A partir de 2008, la crise a provoqué une baisse des revenus liée à la baisse des activités « cœur de métier » de la Grèce (transport maritime – vous savez : les fameux armateurs grecs – et tourisme). Car, lorsque baissent ces revenus, la fiscalité qui y est attachée baisse également. Les dépenses n’ayant pas diminué dans les mêmes proportions, le déficit budgétaire s’est donc fortement accru, accroissant la dette publique qui atteint désormais 143% du PIB (alors qu’elle n’est « que » de 83% pour la France et l’Allemagne par exemple, très proches de la moyenne européenne).

Cela représente env. 32,000€ par habitant (soit un chiffre tout à fait comparable à celui de la France).

Mais, surtout, « on » découvre à cette occasion (?) que l’ampleur de cette dette – que le règlement de l’UE limite à 60% du PIB – était sous-estimée et que la Grèce, avec l’aide de quelque banque peu scrupuleuse (eh oui ! il en existe – Goldman Sachs pour ne pas la nommer) avait tout simplement truqué ses comptes pour pouvoir satisfaire aux exigences posées à l’entrée dans la zone euro en 2001 ! Au passage, on peut s’interroger sur la qualité du travail de contrôle réalisé (ou pas ?) par les fonctionnaires (pourtant bien nombreux et bien payés !) de la Commission européenne à ce moment là. Mais là n’est pas le problème.

Des dettes de cette ampleur sont, sinon monnaie courante, du moins assez répandues. Notamment depuis que la crise économique sévit. Ainsi le Japon vit depuis longtemps avec une dette publique représentant plus de 200% de son PIB). Mais voilà ! La dette grecque est détenue à plus de 95% par des non-résidents (dont environ 17,3 milliards € par une quinzaine de grandes banques françaises et allemandes, c’est important pour la suite), alors que c’est l’inverse au Japon et que « seulement » 50% de la dette de la France – comme de celle de l’Allemagne d’ailleurs – est détenue par des non-résidents.
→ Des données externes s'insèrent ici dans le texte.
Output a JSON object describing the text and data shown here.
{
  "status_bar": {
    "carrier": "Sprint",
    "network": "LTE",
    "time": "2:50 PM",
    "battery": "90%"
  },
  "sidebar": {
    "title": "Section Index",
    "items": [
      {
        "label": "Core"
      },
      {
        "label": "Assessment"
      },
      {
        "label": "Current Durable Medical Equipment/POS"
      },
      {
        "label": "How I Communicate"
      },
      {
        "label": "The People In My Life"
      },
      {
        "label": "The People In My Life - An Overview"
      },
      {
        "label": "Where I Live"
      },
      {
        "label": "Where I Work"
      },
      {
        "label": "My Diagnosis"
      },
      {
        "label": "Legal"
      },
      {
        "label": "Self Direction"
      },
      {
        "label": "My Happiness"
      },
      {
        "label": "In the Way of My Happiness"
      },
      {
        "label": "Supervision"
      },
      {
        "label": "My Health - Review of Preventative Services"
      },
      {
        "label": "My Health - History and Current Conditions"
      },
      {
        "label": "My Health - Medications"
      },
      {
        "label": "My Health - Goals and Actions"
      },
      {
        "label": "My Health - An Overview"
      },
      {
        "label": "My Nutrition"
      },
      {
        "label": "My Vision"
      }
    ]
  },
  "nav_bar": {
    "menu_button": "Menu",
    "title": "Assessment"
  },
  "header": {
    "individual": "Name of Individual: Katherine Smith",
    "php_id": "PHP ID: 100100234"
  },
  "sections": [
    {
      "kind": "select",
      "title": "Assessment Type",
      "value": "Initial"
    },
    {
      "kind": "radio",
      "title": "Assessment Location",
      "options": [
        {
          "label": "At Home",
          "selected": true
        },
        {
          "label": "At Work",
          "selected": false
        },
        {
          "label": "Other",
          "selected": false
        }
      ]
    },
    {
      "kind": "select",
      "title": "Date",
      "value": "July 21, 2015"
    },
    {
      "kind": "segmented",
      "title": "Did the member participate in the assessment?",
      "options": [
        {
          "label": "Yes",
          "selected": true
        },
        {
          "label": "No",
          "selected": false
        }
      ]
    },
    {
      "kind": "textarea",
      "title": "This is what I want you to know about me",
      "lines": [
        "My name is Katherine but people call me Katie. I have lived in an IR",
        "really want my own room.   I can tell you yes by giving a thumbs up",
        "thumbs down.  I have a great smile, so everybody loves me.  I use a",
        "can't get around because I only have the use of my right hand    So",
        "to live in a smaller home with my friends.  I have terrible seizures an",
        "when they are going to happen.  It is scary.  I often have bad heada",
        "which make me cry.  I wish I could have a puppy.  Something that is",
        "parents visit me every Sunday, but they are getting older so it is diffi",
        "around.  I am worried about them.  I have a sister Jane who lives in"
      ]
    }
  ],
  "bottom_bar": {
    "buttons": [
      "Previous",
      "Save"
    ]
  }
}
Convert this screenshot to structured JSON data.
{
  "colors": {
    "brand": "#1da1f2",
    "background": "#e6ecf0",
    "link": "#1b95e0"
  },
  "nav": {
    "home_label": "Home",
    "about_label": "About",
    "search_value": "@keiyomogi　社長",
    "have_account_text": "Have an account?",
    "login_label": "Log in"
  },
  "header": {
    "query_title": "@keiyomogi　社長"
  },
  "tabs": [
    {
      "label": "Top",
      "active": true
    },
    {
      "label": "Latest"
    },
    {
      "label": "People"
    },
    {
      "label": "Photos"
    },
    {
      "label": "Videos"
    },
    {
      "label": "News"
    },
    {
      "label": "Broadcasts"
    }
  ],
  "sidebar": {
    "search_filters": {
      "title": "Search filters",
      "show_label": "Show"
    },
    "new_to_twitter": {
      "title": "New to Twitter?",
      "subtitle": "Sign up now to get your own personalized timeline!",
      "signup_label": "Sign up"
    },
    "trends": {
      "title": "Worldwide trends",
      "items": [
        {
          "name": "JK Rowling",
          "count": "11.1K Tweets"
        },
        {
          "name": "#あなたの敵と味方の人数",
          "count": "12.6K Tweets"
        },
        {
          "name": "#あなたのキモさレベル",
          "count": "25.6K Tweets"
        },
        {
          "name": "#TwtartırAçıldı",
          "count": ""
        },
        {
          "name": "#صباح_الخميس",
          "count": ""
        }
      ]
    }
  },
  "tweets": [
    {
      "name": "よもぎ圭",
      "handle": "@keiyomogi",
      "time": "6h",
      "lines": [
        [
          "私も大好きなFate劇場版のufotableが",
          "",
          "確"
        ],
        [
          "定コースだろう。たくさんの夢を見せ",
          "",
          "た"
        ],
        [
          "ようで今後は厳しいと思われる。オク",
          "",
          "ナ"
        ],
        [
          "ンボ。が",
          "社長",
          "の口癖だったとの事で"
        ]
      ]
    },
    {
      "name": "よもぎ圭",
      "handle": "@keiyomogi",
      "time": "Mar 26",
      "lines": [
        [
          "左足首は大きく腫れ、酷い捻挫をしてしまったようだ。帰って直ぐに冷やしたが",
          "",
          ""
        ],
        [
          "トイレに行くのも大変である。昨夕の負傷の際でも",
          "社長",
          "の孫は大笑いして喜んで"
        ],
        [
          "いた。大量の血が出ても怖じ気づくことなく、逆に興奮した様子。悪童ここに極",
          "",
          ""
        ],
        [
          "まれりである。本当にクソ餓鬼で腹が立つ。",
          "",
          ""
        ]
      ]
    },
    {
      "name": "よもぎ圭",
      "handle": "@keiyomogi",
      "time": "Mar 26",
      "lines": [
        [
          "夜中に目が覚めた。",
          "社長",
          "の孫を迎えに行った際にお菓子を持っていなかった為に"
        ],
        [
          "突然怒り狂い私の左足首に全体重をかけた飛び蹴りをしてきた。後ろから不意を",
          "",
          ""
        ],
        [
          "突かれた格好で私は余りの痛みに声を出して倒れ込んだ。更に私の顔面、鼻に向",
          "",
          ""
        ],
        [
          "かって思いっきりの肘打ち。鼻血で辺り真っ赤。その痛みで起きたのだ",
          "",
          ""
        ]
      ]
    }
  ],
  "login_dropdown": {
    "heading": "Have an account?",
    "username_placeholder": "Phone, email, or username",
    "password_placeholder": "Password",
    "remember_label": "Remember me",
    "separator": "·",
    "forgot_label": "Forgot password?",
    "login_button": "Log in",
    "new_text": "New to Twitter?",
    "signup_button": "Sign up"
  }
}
La dette publique de la Grèce devient donc de facto une affaire politique, bien davantage qu’une affaire économique.
En effet une dette peut être détenue soit par des nationaux (établissements bancaires ou personnes physiques) soit par des non-résidents qui ont acheté les obligations ou Bons du Trésor émis pour financer le déficit.
Lorsque votre dette publique est détenue par vos nationaux, libre à vous de négocier avec eux des conditions ad-hoc, notamment en cas de crise. Ce n’est pas forcément sain, mais ça reste possible.
Mais lorsque votre dette publique (on dit aussi « souveraine ») est détenue par des non-résidents, vous êtes soumis aux conditions du « marché » (vous savez les fameux « marchés » dont on vous raconte régulièrement les inquiétudes au journal télévisé de 20 h). Pour peu qu’ils prennent peur ces fameux « marchés » – notamment si les agences de notation s’avisent de « dégrader » la note de l’emprunteur, c’est à dire annoncent que le prêt est risqué – vos taux d’intérêt grimpent, grimpent, à des niveaux où … vous ne pouvez plus rembourser.
Imaginez un instant que votre banque fasse brutalement passer le taux d’intérêt de votre emprunt immobilier de 4 à 20% : par exemple, vos remboursements sont immédiatement multipliés par 1,5 si votre emprunt est sur 5 ans et par 2 s’il est sur 10 ans !

C’est ce qu’on appelle une prophétie autoréalisatrice : elle modifie les comportements de telle façon qu’ils font advenir la prophétie. Prêter à la Grèce, c’est risqué, les prêteurs  augmentent fortement les taux d’intérêt. Résultat : les risques qu’elle ne puisse plus honorer ses échéances augmentent d’autant. La prophétie s’est bien réalisée …

C’est bien pour cela qu’on ne prête qu’aux riches : comme il n’y a aucun risque on peut leur offrir des taux plus bas et … ils restent riches. Alors que prêter aux pauvres, c’est risqué, donc on leur impose des taux plus élevés qui les appauvrissent encore davantage.

Deux points me paraissent particulièrement graves.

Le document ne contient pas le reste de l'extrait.